Objective-C Design Patterns – Success/Failure Blocks vs Completion Block

design-patternsobjective c

I see two common patterns for blocks in Objective-C. One is a pair of success:/failure: blocks, the other is a single completion: block.

For example, lets say I have a task that will return an object asynchronously and that task might fail. The first pattern is -taskWithSuccess:(void (^)(id object))success failure:(void (^)(NSError *error))failure. The second pattern is -taskWithCompletion:(void (^)(id object, NSError *error))completion.

success:/failure:

[target taskWithSuccess:^(id object) {
    // W00t! I've got my object
} failure:^(NSError *error) {
    // Oh noes! report the failure.
}];

completion:

[target taskWithCompletion:^(id object, NSError *error) {
    if (object) {
        // W00t! I've got my object
    } else {
        // Oh noes! report the failure.
    }
}];

Which is the preferred pattern?

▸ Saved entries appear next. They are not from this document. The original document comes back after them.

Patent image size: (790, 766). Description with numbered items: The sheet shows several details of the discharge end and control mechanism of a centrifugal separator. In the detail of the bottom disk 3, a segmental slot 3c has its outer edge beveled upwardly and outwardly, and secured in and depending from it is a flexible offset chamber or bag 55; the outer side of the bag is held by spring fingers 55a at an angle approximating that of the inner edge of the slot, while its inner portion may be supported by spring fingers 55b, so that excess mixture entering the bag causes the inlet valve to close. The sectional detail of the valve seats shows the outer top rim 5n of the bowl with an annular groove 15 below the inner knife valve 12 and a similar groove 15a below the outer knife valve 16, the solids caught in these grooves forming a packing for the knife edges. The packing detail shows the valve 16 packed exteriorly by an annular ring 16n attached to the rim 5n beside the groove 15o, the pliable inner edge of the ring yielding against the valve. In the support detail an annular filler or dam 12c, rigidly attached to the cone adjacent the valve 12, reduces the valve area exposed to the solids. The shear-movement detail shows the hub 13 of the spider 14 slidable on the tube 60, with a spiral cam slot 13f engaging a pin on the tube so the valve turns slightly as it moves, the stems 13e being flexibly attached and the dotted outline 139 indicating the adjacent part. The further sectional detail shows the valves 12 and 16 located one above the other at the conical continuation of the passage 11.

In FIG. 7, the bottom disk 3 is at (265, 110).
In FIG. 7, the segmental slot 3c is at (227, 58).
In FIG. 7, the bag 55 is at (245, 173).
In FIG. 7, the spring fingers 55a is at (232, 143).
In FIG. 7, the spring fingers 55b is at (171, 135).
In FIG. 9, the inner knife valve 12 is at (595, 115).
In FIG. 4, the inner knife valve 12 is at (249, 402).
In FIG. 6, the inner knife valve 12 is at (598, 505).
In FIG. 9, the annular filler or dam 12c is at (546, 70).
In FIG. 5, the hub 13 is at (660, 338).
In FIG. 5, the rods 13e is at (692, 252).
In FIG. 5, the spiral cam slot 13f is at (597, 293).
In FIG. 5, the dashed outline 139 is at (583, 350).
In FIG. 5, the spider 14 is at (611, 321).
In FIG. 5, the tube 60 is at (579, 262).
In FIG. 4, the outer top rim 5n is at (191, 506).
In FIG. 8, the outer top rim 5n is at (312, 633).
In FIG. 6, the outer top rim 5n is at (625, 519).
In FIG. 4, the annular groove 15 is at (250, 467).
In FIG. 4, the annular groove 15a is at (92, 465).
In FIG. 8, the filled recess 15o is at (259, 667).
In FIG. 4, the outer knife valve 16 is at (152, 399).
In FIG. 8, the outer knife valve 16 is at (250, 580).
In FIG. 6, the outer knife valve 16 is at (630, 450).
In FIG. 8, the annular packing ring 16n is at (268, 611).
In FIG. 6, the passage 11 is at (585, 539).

What are the strengths and weaknesses? When would you use one over the other?

Best Answer

Completion callback (opposed to success/failure pair) is more generic. If you need to prepare some context before dealing with return status, you can do it just before "if (object)" clause. In success/failure case you have to duplicate this code. This depends on callback semantics, of course.